7 septembre 2026
SENEGAL-GAMBIA-DIPLOMACY-TRADE

Travellers pass a police control area im the Senegalese-Gambia border town of Karang in Senegal on May 10, 2016. Senegal and the Gambia have agreed to hold talks on May 15 aimed at ending a three-month border blockade, but the truckers behind the closure are adamant the frontier will stay shut until their demands are met. Senegalese territory entirely surrounds the Gambia, leaving it dependent on cross-border deliveries of fuel and food, but the tiny state raised entry fees from 4,000 CFA ($7) to 400,000 CFA ($700) per truck without warning in early February, infuriating drivers. / AFP PHOTO / SEYLLOU

Sénégal–Gambie : l’incident de Bullock force le bornage de la frontière

À Karang, au Sénégal, des voyageurs franchissent un poste de contrôle pour se rendre en Gambie en mai 2016.

L’incident de Bullock a poussé le Sénégal et la Gambie à concrétiser un « accord définitif » visant à clarifier leur frontière commune. Dès la mi-août, les deux nations lanceront des opérations conjointes de bornage, incluant l’installation de bornes physiques et une campagne de sensibilisation pour les populations frontalières. Mais quelles étaient les causes de ces tensions ? Cet accord suffira-t-il à les apaiser durablement ou subsistent-ils encore des zones de friction ?

Un incident frontalier aux conséquences diplomatiques majeures

L’incident survenu à Bullock a révélé les fragilités d’une frontière mal définie entre le Sénégal et la Gambie. Ce tracé, hérité de l’histoire coloniale, a souvent été source de malentendus et d’incompréhensions entre les communautés locales. Les autorités des deux pays ont reconnu que cet événement a servi de déclic pour accélérer les négociations en cours depuis plusieurs années.
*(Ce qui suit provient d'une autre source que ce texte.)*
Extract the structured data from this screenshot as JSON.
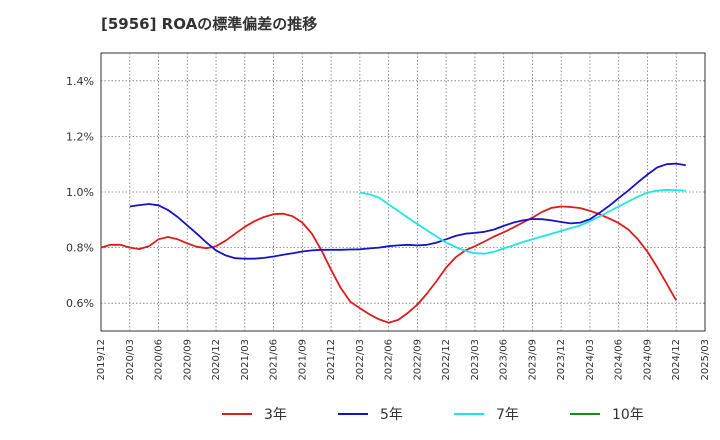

Un accord définitif pour une frontière apaisée

Après des mois de discussions, Dakar et Banjul ont finalisé un accord définitif qui engage les deux États à matérialiser clairement leur frontière. Dès la mi-août, des équipes mixtes se déploieront sur le terrain pour installer des bornes délimitant définitivement le tracé. Parallèlement, une campagne de sensibilisation sera menée auprès des populations riveraines afin de les informer des changements et de prévenir d’éventuels conflits.

Les opérations de bornage : une priorité partagée

  • Installation de bornes physiques : des repères géographiques seront érigés pour matérialiser la frontière, réduisant ainsi les ambiguïtés sur le terrain.
  • Sensibilisation des populations frontalières : des réunions d’information et des supports pédagogiques seront diffusés pour expliquer les nouvelles règles et éviter les chevauchements.
  • Coopération transfrontalière renforcée : les forces de sécurité des deux pays collaboreront pour garantir la sécurité des opérations et prévenir d’éventuelles tensions.

Les tensions résiduelles : un défi persistant

Si cet accord marque une avancée significative, des points de friction pourraient subsister. Les revendications territoriales ancestrales et les dynamiques locales complexes pourraient, en effet, compliquer la mise en œuvre complète de la délimitation. Les deux gouvernements devront donc maintenir un dialogue constant pour désamorcer toute nouvelle crise.

Un exemple pour la sous-région ?

Cette initiative entre le Sénégal et la Gambie pourrait inspirer d’autres pays d’Afrique de l’Ouest confrontés à des litiges frontaliers. Une frontière clairement définie est en effet un gage de stabilité et de développement économique pour les populations concernées.